How long is the code? Not much really:

from os import utime

with remote ('', allow_agent=False, password='XXXXXXXX') as fds:
    # find al files (not only posts), get its times and path
    with cd ('src/projects/glob/work'):
        find ('.', '-name', '*.mdwn') | xargs ('stat', format='%X %Y %Z %n')

(i, o, e)= fds

for line in e.readlines ():
    print (line.decode ('utf-8'), end='')

for line in o.readlines ():
    data= line.split ()
    access, modif, change= [ int (x) for x in data[:3] ]
    file_path= data[3].decode ('utf-8')
    if _e (file_path):
        utime (file_path, times= (access, modif))
        print ("%s not found!" % file_path)

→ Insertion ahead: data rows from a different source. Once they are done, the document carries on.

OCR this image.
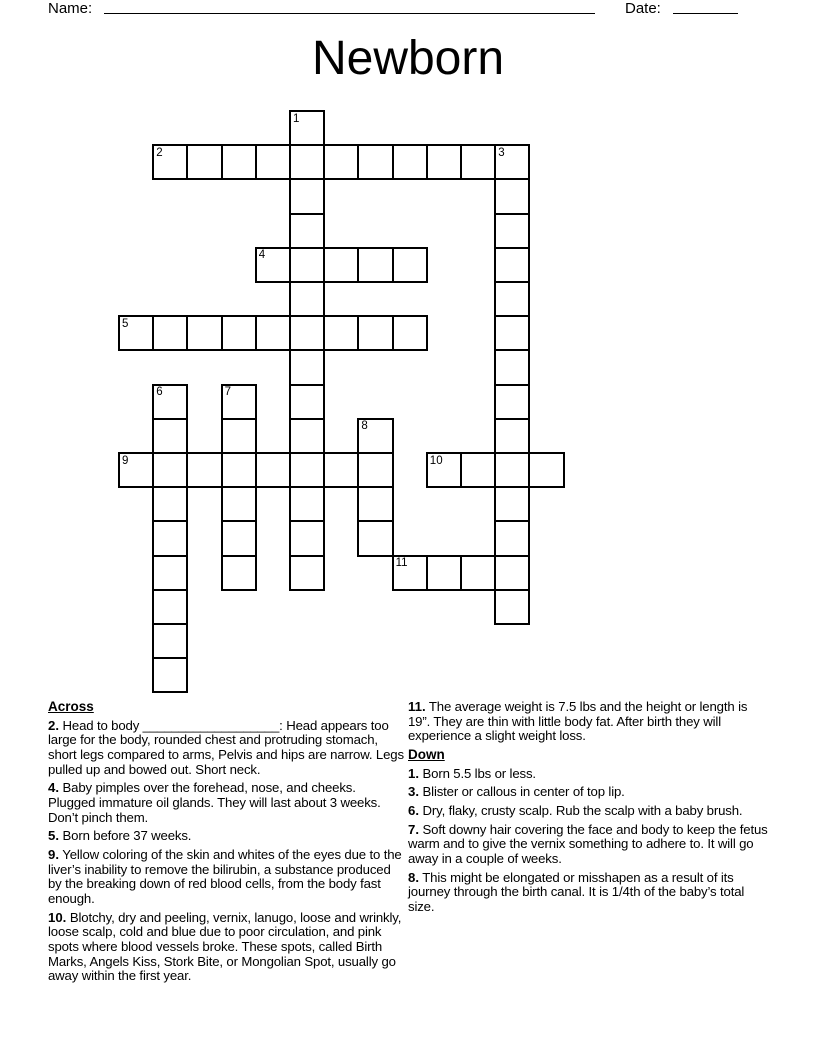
Name:	Date:
Newborn
1
2	3
4
5
6	7
8
9	10
11
Across

2. Head to body ___________________: Head appears too large for the body, rounded chest and protruding stomach, short legs compared to arms, Pelvis and hips are narrow. Legs pulled up and bowed out. Short neck.

4. Baby pimples over the forehead, nose, and cheeks. Plugged immature oil glands. They will last about 3 weeks. Don’t pinch them.

5. Born before 37 weeks.

9. Yellow coloring of the skin and whites of the eyes due to the liver’s inability to remove the bilirubin, a substance produced by the breaking down of red blood cells, from the body fast enough.

10. Blotchy, dry and peeling, vernix, lanugo, loose and wrinkly, loose scalp, cold and blue due to poor circulation, and pink spots where blood vessels broke. These spots, called Birth Marks, Angels Kiss, Stork Bite, or Mongolian Spot, usually go away within the first year.

11. The average weight is 7.5 lbs and the height or length is 19”. They are thin with little body fat. After birth they will experience a slight weight loss.

Down

1. Born 5.5 lbs or less.

3. Blister or callous in center of top lip.

6. Dry, flaky, crusty scalp. Rub the scalp with a baby brush.

7. Soft downy hair covering the face and body to keep the fetus warm and to give the vernix something to adhere to. It will go away in a couple of weeks.

8. This might be elongated or misshapen as a result of its journey through the birth canal. It is 1/4th of the baby’s total size.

Notice that this example is even more complex than initially thought: it ssh's into the server to fetch the original times.

This makes one thing clear: I have to improve a lot the remote() API. For instance, so far I have no way to know if the remote commands executed fine or not, and the way to read the lines is still ugly and not homogeneous with how other ayrton functions/executables work.

Also note that this does not restore the ctimes, as I hadn't found a way to do it, but didn't really did a lot of effort. I don't really need them.

Of course, I also fixed my backup and restore scripts :)

  1. I was this >< close of adding #foreveralone to that sentence. I think I'll resist for a couple more years. 

  2. Don't forget, ikiwiki compiles static sites.